La communication politique marocaine a connu, ces dernières années, une évolution majeure. Partis, élus et ministres ne se contentent plus des médias traditionnels, comme ce fut longtemps le cas. Désormais, leur présence en ligne est devenue systématique. Cette stratégie vise à toucher un public plus large, à instaurer une relation directe avec les citoyens et à valoriser l’action publique.

L’évolution de la communication politique

Au Maroc, la communication politique s’est longtemps appuyée sur les médias traditionnels. Les partis et les responsables publics utilisaient principalement la presse écrite, la radio, la télévision et les meetings. L’information circulait de manière verticale, du responsable vers le citoyen, avec peu d’interaction directe. Cette communication était institutionnelle, formelle et souvent limitée aux périodes électorales ou aux situations de crise.

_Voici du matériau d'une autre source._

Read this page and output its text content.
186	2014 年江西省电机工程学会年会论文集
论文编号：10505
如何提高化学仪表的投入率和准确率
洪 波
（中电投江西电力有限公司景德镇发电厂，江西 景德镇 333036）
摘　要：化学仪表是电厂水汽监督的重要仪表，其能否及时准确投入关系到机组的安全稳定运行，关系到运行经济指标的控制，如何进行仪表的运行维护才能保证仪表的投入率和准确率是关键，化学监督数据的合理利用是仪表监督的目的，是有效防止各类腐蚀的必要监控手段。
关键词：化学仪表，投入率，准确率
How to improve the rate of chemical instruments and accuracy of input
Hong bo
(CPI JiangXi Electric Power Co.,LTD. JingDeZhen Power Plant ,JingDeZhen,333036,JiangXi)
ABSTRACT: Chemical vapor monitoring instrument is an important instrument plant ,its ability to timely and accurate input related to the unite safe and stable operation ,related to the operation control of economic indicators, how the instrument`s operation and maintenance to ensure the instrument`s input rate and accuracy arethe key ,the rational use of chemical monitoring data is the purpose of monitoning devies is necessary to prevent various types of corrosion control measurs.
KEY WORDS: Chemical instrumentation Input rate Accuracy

L’émergence d’Internet et l’essor des réseaux sociaux ont profondément modifié ce schéma. Facebook, Instagram, X et TikTok ont transformé les modes d’expression politique, permettant aux acteurs publics d’adopter une communication plus régulière, plus accessible et davantage visuelle. Cette mutation a favorisé un contact direct et continu avec les citoyens, tout en introduisant une dimension interactive jusqu’alors marginale.

Des stratégies de visibilité assumées

Partis politiques, élus, ministres et même institutions gouvernementales mobilisent aujourd’hui une palette de stratégies numériques pour renforcer leur visibilité. Leur présence sur Instagram, Facebook, X ou TikTok est devenue un passage obligé pour construire et entretenir leur image publique. Les publications se déclinent en photos, vidéos courtes (reels) et stories mettant en scène leur activité quotidienne.

Désormais assimilés à des créateurs de contenu, nombre de responsables privilégient des formats favorisant l’interaction : sessions de questions-réponses en vidéo, extraits de podcasts, messages filmés face à la caméra ou stories adressées directement aux internautes. Certains n’hésitent pas à collaborer avec des membres de la société civile, des artistes ou des influenceurs, dans l’objectif d’élargir leur audience, notamment auprès des jeunes, et d’amplifier la portée de leurs messages.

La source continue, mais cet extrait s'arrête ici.